Strategies to Reduce Immunogenicity

• To mitigate immunogenicity, scientists developed differentiated monoclonal antibodies that resemble human proteins more closely.

• A graph illustrates that lower immunogenicity correlates with greater similarity to human tissues; murine antibodies are highly immunogenic compared to those modified for human compatibility.

Advances in Antibody Engineering

• Techniques like creating chimeric antibodies involve combining mouse and human components to reduce immunogenicity while retaining efficacy.

• Humanized antibodies further decrease immunogenic responses by increasing the proportion of human sequences within the antibody structure.

Humanized Antibodies and Their Nomenclature

Understanding Humanized Antibodies

• Humanized antibodies are derived from mouse models, specifically utilizing only the hypervariable regions known as Complementarity Determining Regions (CDRs), namely CDR1, CDR2, and CDR3.

• The remaining structure of the antibody is human-derived, resulting in a "humanized" antibody that exhibits lower immunogenicity compared to fully murine antibodies.

Immunogenicity Levels

• The discussion highlights varying levels of immunogenicity among different types of antibodies:

• Fully murine antibodies have 100% murine content.

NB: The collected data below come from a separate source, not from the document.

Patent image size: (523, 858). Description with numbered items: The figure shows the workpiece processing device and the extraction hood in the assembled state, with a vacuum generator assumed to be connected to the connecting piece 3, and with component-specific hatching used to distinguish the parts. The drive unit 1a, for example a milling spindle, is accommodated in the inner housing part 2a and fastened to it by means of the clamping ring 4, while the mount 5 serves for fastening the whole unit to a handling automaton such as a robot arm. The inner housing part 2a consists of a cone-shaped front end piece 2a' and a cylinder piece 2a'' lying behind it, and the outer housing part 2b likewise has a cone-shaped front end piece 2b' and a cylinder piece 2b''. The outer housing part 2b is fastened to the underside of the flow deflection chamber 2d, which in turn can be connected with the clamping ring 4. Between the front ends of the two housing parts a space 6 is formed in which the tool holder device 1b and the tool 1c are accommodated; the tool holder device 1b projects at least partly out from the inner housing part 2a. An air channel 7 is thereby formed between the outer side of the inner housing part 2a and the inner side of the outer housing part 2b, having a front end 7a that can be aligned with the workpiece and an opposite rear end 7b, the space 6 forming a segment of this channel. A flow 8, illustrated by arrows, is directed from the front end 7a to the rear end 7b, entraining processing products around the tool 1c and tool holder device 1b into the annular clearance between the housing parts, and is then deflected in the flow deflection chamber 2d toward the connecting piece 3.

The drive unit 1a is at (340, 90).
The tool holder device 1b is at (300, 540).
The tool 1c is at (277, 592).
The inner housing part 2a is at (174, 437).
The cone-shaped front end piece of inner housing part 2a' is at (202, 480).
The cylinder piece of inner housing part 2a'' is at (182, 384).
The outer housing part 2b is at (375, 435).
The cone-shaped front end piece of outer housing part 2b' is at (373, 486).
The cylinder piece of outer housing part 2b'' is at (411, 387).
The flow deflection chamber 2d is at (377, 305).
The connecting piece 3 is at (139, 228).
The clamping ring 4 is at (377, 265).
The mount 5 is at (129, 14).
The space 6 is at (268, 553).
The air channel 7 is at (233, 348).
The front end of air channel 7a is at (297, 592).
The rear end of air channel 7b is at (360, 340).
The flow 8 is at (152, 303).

• Chimeric antibodies contain about 30% murine components.

• Humanized antibodies consist of approximately 10% murine elements.

Nomenclature of Biopharmaceuticals

• The nomenclature for biopharmaceuticals involves a prefix indicating the drug's purpose followed by a suffix that denotes the source of the antibody. For example, "mab" signifies monoclonal antibody.

• The prefix consists of two syllables: one defining the bio-pharmaceutical name and another indicating its target disease.

Examples and Historical Context

• A table is referenced to illustrate how to interpret various names based on their prefixes and suffixes, helping identify their applications and origins (e.g., whether they are fully human or chimeric).

Milestones in Monoclonal Antibody Development

• The first therapeutic monoclonal antibody developed was muromonab in 1986 for acute transplant rejection; its use ended in July 2011.

• In 1994, the first chimeric antibody (OAB Siximab) was introduced for cardiovascular diseases.

• Notable developments include rituximab in 1997 for lymphoma treatment and daclizumab as a humanized option for transplant rejection prevention.

• The latest milestone mentioned is adalimumab (Humira), approved in 2002 for rheumatoid arthritis treatment.